Serpentine PCB heater size calculation

Question

So, I'm kinda new to the field and the time has come to design my first PCB heater. The main concept is to drive it using a Raspberry Pi and a temperature sensor as feedback.

Here is the whole procedure I followed in steps.

1. Since my AC/DC adapter outputs 12V/3A I need a heater around 4 ohms in order to be efficient.

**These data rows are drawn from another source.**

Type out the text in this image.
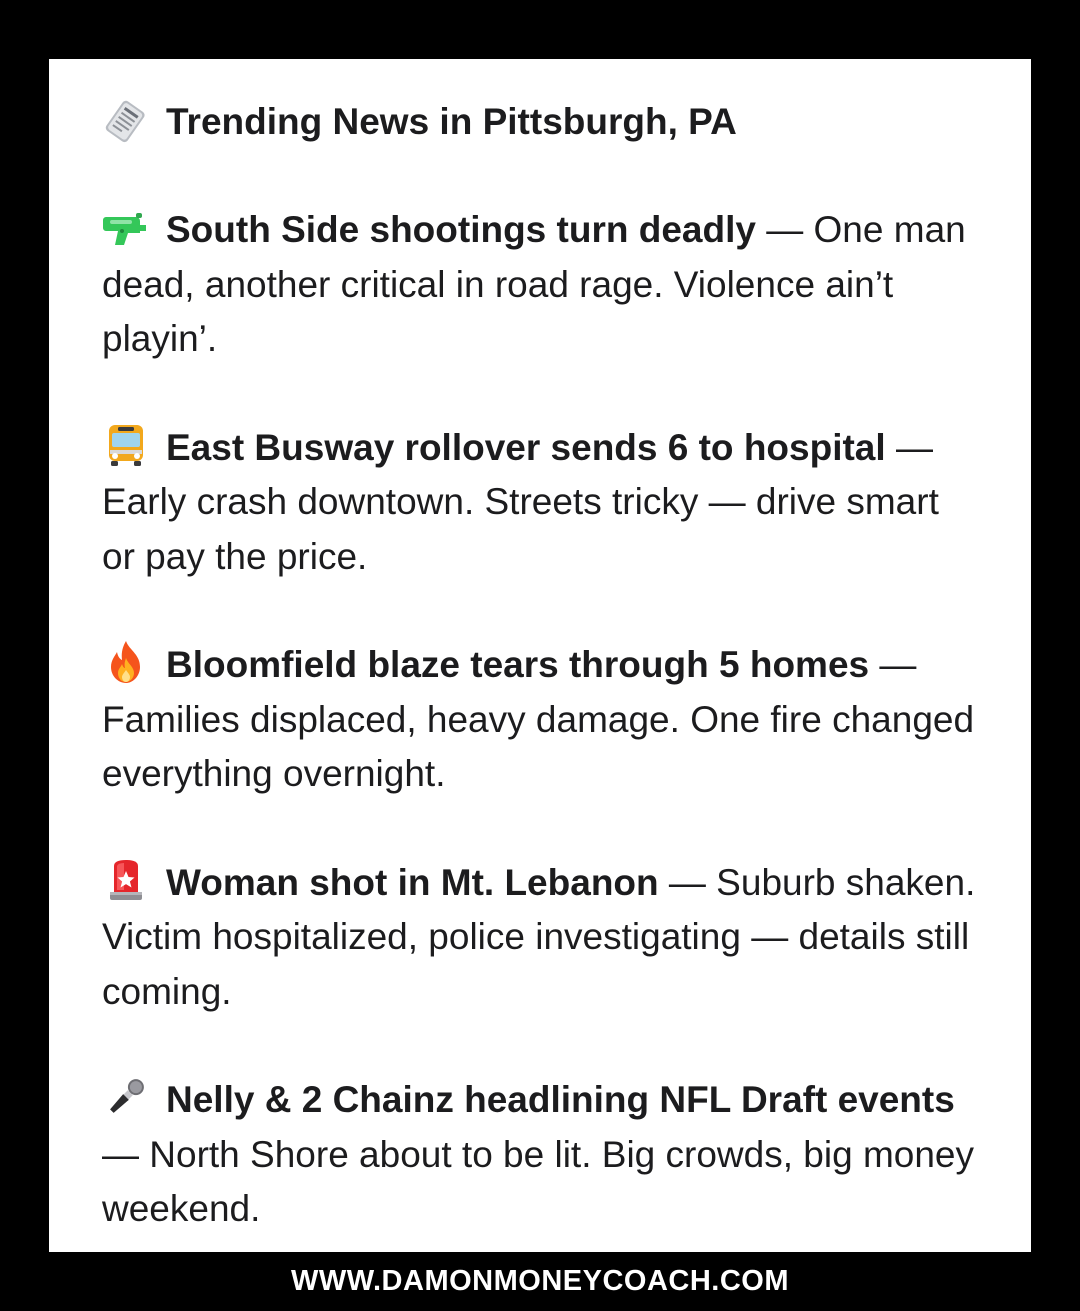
Trending News in Pittsburgh, PA

South Side shootings turn deadly — One man dead, another critical in road rage. Violence ain’t playin’.

East Busway rollover sends 6 to hospital — Early crash downtown. Streets tricky — drive smart or pay the price.

Bloomfield blaze tears through 5 homes — Families displaced, heavy damage. One fire changed everything overnight.

Woman shot in Mt. Lebanon — Suburb shaken. Victim hospitalized, police investigating — details still coming.

Nelly & 2 Chainz headlining NFL Draft events — North Shore about to be lit. Big crowds, big money weekend.

WWW.DAMONMONEYCOACH.COM
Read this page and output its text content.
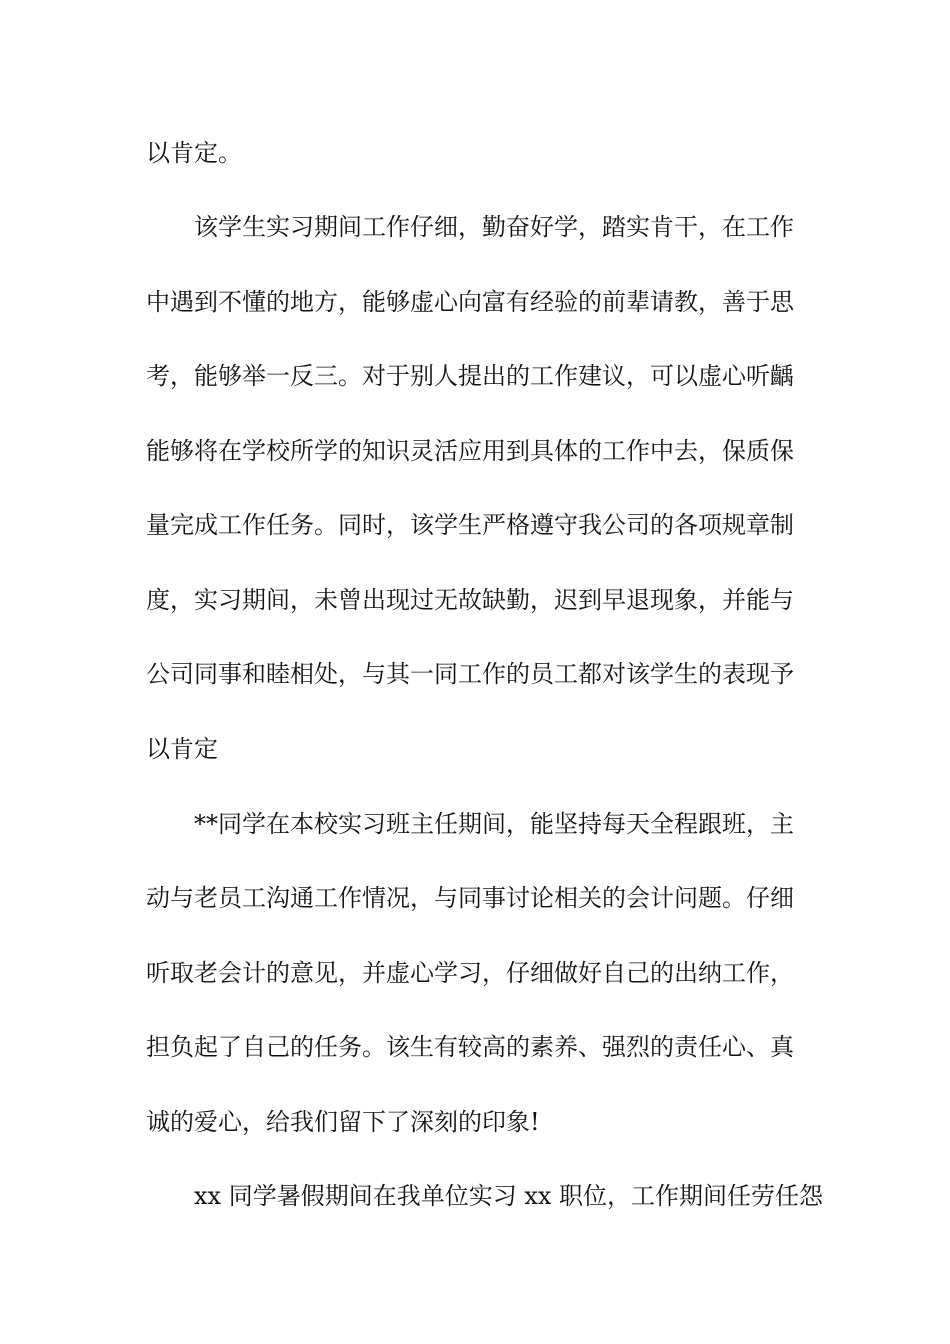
以肯定。
该学生实习期间工作仔细，勤奋好学，踏实肯干，在工作
中遇到不懂的地方，能够虚心向富有经验的前辈请教，善于思
考，能够举一反三。对于别人提出的工作建议，可以虚心听齲
能够将在学校所学的知识灵活应用到具体的工作中去，保质保
量完成工作任务。同时，该学生严格遵守我公司的各项规章制
度，实习期间，未曾出现过无故缺勤，迟到早退现象，并能与
公司同事和睦相处，与其一同工作的员工都对该学生的表现予
以肯定
**同学在本校实习班主任期间，能坚持每天全程跟班，主
动与老员工沟通工作情况，与同事讨论相关的会计问题。仔细
听取老会计的意见，并虚心学习，仔细做好自己的出纳工作，
担负起了自己的任务。该生有较高的素养、强烈的责任心、真
诚的爱心，给我们留下了深刻的印象!
xx 同学暑假期间在我单位实习 xx 职位，工作期间任劳任怨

2. By using this trace width calculator and applying the following values I managed to get a result of 3.73 ohms and a voltage drop of 11.2V.

   current: 3Amps
   thickness: 35um
   temp rise: 65 (I want to be able to reach 90C)
   ambient temp: 25
   trace length: 7m
   

3. Given that I want a heater of 13mm width I calculated the number of traces that will be created. Which is: \$trace\_length/heater\_width = 7m/13mm = 7000/13 = 538\ traces\$

4. Then by multiplying \$number\_of\_traces\ *\ trace\_separation = 538\ *\ 0.12mm(120um) = 64.56mm \ heater's\ length.\$

5. Finally, I have a heater with the following characteristics:

   length: 64.5mm
   width: 13mm
   trace width: 1.14mm
   trace separation: 0.12mm
   

I would like to mention here that in calculator's page there are results for internal and external layers. For my calculations, I used the values of the internal layers and I'm not sure if I did well. So what do you think? Is this procedure and calculations reasonable? Would you suggest a different approach?

Answer 1

The calculator temperature rise figures are not going to be accurate- you'd be better off to use another method to estimate the rise of an isothermal plate the size of your PCB from the total wattage.

Copper has a positive temperature coefficient of about +0.39%/K so you'll have about 25% less power at 90°C, however you also should never exceed the maximum current output of your power supply, so you probably should aim for a bit higher than 4 ohms. The copper thickness is also not all that well controlled, so unless you can adjust the voltage a bit you might want to be a bit cautious. You could add some taps to trim the cold resistance.

I get more like 3\$\Omega\$ @ 25°C from first principles using \$\rho\$ = 1.72E-8 \$\Omega-\text m\$ for the resistivity of copper for 7m of 1.14mm wide 34.8um thick trace. That's probably worth looking into.

I didn't look at the other calculations- there will be some effect from the shape of the corners (sharp vs. radiused).